The report, led by former acting attorney general Sally Q. Yates and released Monday, was based on over 200 interviews and reveals the National Women’s Soccer League (NWSL) under the US Soccer Federation failed to provide a safe environment for players.
“Our investigation has revealed a league (NWSL) in which abuse and misconduct — verbal and emotional abuse and sexual misconduct — had become systemic, spanning multiple teams, coaches, and victims,” the report reads. “Abuse in the NWSL is rooted in a deeper culture in women’s soccer, beginning in youth leagues, that normalizes verbally abusive coaching and blurs boundaries between coaches and players.”
The report comes about a year after the 12-team NWSL was thrown into chaos following a report by The Athletic detailing allegations of sexual coercion and misconduct against Paul Riley, who coached three NWSL franchises over eight seasons. He was fired by the North Carolina Courage after The Athletic cited players on the record alleging that for years, Riley used his influence and power to sexually harass players and in one incident, coerce a player into having sex with him.
Riley denied the charges in the report. CNN has not been able to reach Riley for comment.
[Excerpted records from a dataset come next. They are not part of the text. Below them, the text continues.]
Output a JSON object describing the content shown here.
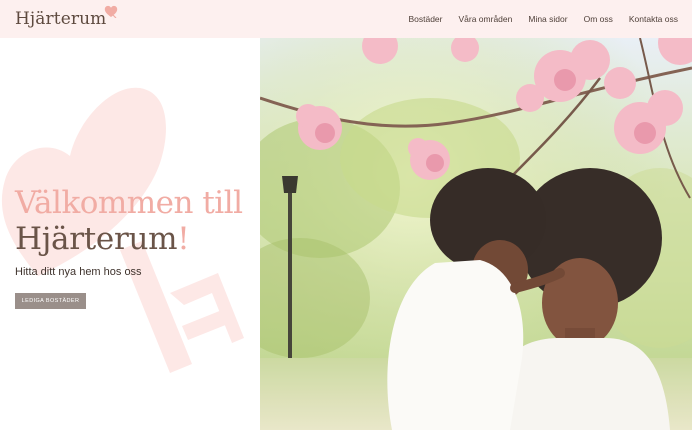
{
  "brand": {
    "name": "Hjärterum",
    "accent_color": "#f1aca4",
    "text_color": "#5e4a3f",
    "header_bg": "#fdf0ef"
  },
  "nav": {
    "items": [
      {
        "label": "Bostäder"
      },
      {
        "label": "Våra områden"
      },
      {
        "label": "Mina sidor"
      },
      {
        "label": "Om oss"
      },
      {
        "label": "Kontakta oss"
      }
    ]
  },
  "hero": {
    "title_line1": "Välkommen till",
    "title_line2": "Hjärterum",
    "title_exclaim": "!",
    "subtitle": "Hitta ditt nya hem hos oss",
    "cta_label": "LEDIGA BOSTÄDER"
  },
  "icons": {
    "logo_heart": "heart-icon",
    "background_decoration": "heart-key-icon"
  }
}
In the wake of that report, the NWSL commissioner resigned and the league called off all matches scheduled for that weekend. By the end of the year, half of the league’s teams had parted ways with their coaches after player complaints, the Yates report notes.
Monday’s report states that sexual misconduct and abuse was far more widespread than just one coach or incident.
“In well over 200 interviews, we heard report after report of relentless, degrading tirades; manipulation that was about power, not improving performance; and retaliation against those who attempted to come forward,” the report states. “Even more disturbing were the stories of sexual misconduct. Players described a pattern of sexually charged comments, unwanted sexual advances and sexual touching, and coercive sexual intercourse.”
The NWSL said Monday it would review the findings.
“We recognize the anxiety and mental strain that these pending investigations have caused and the trauma that many — including players and staff — are having to relive,” the league said in a statement.
“This investigation’s findings are heartbreaking and deeply troubling,” said US Soccer President Cindy Parlow Cone. “The abuse described is inexcusable and has no place on any playing field, in any training facility or workplace. As the national governing body for our sport, US Soccer is fully committed to doing everything in its power to ensure that all players — at all levels — have a safe and respectful place to learn, grow and compete.”
The NWSL players association praised the players who cooperated with the investigation and spoke up about the abuse and misconduct.
“As difficult as this report is to read, it has been even more painful for Players, whether known or unknown, to live it. We appreciate their efforts to seek the truth in support of our work to transform NWSL,” the association said.
“These stories have inspired us to engage in collective action to bring about change. By sharing our stories, Players are reclaiming the League and the sport,” the association added.